Efficacy Outcomes per IRC for SPEARHEAD-1, Cohort 1, mITT Population
| Parameter | Efficacy population N=44 |
|---|---|
| Overall response rate | |
| CR+PR, n (%) | 19 (43.2) |
| (95% CI)a | (28.4, 59.0) |
| Best overall response, n (%) | |
| CR | 2 (4.5) |
| PR | 17 (38.6) |
| SD | 20 (45.5) |
| PD | 5 (11.4) |
| Duration of responseb# | |
| Median | 6.0 months |
| 95% CI | (4.6, NR) |
| Range | 1.9, 36.1+ |
| Time to responseb | |
| Median | 4.9 weeks |
| 95% CI | (4.4, 8) |
Source: FDA analysis of independent re-review data from Study ADP-0044–002
Two-sided 95% CI based on exact Clopper-Pearson (exact binomial) method.
Estimated using the Kaplan-Meier method.
Duration of response only applies to patients with a complete or partial response.

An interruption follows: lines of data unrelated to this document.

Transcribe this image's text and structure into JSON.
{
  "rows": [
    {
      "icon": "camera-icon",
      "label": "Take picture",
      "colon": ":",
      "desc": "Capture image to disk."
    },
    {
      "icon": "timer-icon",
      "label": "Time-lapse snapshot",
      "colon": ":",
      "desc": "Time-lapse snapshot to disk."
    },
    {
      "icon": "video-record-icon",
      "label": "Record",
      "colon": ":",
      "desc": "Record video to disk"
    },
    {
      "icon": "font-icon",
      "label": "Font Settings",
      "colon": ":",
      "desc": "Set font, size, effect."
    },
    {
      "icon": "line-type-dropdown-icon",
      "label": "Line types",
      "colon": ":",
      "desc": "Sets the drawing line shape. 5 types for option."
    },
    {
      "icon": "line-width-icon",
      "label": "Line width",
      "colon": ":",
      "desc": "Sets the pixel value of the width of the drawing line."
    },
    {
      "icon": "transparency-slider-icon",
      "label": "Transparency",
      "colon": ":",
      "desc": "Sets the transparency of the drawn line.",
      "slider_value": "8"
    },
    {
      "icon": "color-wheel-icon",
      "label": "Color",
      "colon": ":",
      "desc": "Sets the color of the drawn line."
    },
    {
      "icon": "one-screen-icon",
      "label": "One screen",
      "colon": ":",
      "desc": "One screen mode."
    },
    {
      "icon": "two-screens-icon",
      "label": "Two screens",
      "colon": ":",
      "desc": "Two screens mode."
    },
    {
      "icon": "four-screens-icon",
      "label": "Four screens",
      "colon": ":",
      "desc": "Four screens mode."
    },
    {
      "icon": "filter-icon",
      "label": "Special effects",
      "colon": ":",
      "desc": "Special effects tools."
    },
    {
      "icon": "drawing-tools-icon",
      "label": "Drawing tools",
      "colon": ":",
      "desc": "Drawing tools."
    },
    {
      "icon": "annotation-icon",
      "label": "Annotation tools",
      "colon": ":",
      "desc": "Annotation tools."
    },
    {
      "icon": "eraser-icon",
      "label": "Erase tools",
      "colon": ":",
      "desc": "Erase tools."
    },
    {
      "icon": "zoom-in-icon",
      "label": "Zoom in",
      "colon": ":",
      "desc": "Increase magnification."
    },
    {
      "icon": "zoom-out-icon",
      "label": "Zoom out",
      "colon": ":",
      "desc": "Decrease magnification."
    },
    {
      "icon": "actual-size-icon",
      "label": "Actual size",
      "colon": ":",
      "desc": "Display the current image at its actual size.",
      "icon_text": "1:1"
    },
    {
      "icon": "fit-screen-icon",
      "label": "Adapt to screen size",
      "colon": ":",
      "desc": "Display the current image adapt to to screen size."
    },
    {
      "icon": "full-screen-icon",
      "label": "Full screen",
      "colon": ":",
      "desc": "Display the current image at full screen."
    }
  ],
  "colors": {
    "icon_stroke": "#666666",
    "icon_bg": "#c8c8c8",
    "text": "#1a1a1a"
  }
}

Abbreviations: CI = confidence interval, CR = complete response, IRC = independent review committee, mITT = modified intent-to-treat, n = number of patients in a specified category, N = number of patients, NR = not reached, ORR = overall response rate, PD = progressive disease, PR = partial response, SD = stable disease
Safety
The primary safety analysis population consists of the 44 patients with SS enrolled in Cohort 1 who received afamitresgene autoleucel within the intended dose range.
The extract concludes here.